A blog about a first-time house owner learning to maintain his backyard, and thoughts about nature, science, history, and life.

Wednesday, February 13, 2013

Weather-Related Articles

Here are a few (mostly short) weather and climate articles that I've pulled from around the web.  All of them were interesting to me, so I hope that you'll find at least a couple interesting to you.

Greenhouse Gases Affect Rainfall Differently Than Natural Global Warming

Scientists used computer models to show that precipitation during modern-day global warming has increased less than precipitation during warming that occurred during the Medieval Warm Period between 950 and 1250 AD.  Read the article for a brief explanation as to why.

Afforestation can mitigate climate change locally

"Planting deciduous trees in tree-deficit areas could bring about cooler and wetter summers and mitigate effects of climate change in temperate zones [i.e. the mid-latitudes], says a new research."  The punchline: planting trees leads to more evapo-transpiration, which cools the air near the surface.  Read this short article for a more complete explanation.

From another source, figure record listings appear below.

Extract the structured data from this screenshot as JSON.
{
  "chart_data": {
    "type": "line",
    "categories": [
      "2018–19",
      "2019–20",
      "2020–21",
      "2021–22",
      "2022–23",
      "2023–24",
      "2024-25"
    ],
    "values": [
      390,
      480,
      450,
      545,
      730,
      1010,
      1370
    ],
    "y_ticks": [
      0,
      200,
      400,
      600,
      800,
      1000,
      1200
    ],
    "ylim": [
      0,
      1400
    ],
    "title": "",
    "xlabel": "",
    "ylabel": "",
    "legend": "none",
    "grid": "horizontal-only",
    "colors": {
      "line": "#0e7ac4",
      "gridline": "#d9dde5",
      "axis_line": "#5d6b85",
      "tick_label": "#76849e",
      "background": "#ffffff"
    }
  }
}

NASA Captures Solar Flux Rope, CME Precursor Seen For The First Time On Its Own

Solar storms can produce Coronal Mass Ejections (CMEs), large ejections from the Sun's outer atmosphere that can, in the worst cases, affect telecommunications and even electronics on Earth.  Flux ropes have been thought to occur before a CME, but they haven't been observed until recently.  The article's a little technical, but interesting nonetheless!

The Tornado Damage Scale In Images

This one, as the title says, is just pictures of tornado damage, with short descriptions.  Have you ever wondered about the difference between an EF-0 (EF stands for Enhanced Fujita, a recent revision to the old Fujita scale) and a relatively rare EF-5 tornado?  The pictures show the dramatic difference.

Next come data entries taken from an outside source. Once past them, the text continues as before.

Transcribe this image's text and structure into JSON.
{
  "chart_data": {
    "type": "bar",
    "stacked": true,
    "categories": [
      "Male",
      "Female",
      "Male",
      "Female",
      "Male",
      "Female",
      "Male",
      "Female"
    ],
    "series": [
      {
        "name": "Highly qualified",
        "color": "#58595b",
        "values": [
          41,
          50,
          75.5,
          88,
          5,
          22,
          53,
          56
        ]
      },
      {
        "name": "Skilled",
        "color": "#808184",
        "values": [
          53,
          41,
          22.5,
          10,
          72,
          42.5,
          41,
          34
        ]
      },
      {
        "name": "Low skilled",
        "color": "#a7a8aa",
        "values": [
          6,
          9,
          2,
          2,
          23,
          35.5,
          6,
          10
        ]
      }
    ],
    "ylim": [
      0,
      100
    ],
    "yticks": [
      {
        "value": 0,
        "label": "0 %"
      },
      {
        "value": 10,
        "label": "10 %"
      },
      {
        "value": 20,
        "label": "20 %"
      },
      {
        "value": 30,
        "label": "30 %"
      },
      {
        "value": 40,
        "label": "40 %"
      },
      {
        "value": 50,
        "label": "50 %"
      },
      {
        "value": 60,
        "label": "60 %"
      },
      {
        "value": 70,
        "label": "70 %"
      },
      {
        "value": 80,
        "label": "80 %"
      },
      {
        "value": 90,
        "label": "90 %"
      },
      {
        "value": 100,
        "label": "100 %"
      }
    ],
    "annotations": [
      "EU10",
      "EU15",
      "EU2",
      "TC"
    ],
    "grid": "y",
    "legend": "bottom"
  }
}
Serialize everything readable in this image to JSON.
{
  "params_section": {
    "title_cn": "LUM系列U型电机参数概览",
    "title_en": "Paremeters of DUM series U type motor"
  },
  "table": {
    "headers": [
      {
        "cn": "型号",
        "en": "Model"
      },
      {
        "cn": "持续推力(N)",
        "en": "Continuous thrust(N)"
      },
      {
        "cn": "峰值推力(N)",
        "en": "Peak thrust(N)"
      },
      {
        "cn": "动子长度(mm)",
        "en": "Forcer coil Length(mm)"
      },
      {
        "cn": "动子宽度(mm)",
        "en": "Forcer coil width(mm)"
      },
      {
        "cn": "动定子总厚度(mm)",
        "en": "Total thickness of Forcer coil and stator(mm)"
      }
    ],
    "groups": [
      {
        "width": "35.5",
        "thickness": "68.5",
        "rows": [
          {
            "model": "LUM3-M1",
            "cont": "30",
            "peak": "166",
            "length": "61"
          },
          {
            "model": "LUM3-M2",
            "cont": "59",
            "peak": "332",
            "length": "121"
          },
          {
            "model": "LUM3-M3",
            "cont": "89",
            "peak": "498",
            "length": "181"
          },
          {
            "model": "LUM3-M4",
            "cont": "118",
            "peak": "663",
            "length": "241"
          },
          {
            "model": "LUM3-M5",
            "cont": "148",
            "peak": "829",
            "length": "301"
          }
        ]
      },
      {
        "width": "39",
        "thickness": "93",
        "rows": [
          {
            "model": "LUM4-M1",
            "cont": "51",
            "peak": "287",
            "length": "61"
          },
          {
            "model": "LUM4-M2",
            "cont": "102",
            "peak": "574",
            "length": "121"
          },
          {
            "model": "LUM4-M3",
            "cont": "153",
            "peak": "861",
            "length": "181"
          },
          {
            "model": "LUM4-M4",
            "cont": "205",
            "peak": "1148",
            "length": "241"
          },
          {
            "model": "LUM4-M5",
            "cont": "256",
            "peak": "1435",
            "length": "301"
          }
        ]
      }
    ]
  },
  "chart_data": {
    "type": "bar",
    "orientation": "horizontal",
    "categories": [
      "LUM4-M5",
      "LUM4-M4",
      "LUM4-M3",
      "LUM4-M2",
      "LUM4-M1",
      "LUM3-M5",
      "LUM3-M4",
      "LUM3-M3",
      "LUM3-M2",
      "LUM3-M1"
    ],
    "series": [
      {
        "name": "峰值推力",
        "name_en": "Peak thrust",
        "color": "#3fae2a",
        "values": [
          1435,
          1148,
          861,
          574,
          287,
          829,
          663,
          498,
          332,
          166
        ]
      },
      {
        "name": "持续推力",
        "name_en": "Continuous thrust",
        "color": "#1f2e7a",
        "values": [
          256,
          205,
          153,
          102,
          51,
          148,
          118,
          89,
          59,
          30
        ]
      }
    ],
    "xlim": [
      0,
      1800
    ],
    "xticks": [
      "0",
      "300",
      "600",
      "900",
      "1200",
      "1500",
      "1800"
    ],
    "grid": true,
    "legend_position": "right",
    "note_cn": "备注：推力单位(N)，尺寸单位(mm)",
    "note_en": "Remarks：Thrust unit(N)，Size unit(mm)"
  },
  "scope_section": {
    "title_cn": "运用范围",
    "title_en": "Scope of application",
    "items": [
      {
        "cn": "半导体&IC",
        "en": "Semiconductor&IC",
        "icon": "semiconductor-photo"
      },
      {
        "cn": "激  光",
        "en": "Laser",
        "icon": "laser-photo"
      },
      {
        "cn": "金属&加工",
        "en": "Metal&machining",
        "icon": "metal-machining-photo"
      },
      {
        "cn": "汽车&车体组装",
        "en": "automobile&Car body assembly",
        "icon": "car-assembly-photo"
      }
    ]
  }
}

Rain tracked with mobile network

I found this story to be really neat.  Ordinarily, we track rainfall with weather radar.  But in some places, like Africa, we don't have radars in place.  This limits our ability to study rainfall in these places.  But this study used cellular phone signals, which are weakened in the rain, to produce maps of estimated rainfall.  The maps wound up being pretty accurate.  Even parts of Africa have cell phone coverage, so this could be a useful technique for improving our knowledge of rainfall in places where our understanding is currently limited.  Of course, there's more detail in the article.

Sahara: Life giving sands

This is a short (4-minute) video showing how sand from the Sahara is transported across the Atlantic to the Amazon jungle in South America, where it helps to support one of the most diverse habitats on Earth.  Some breathtaking images in this video!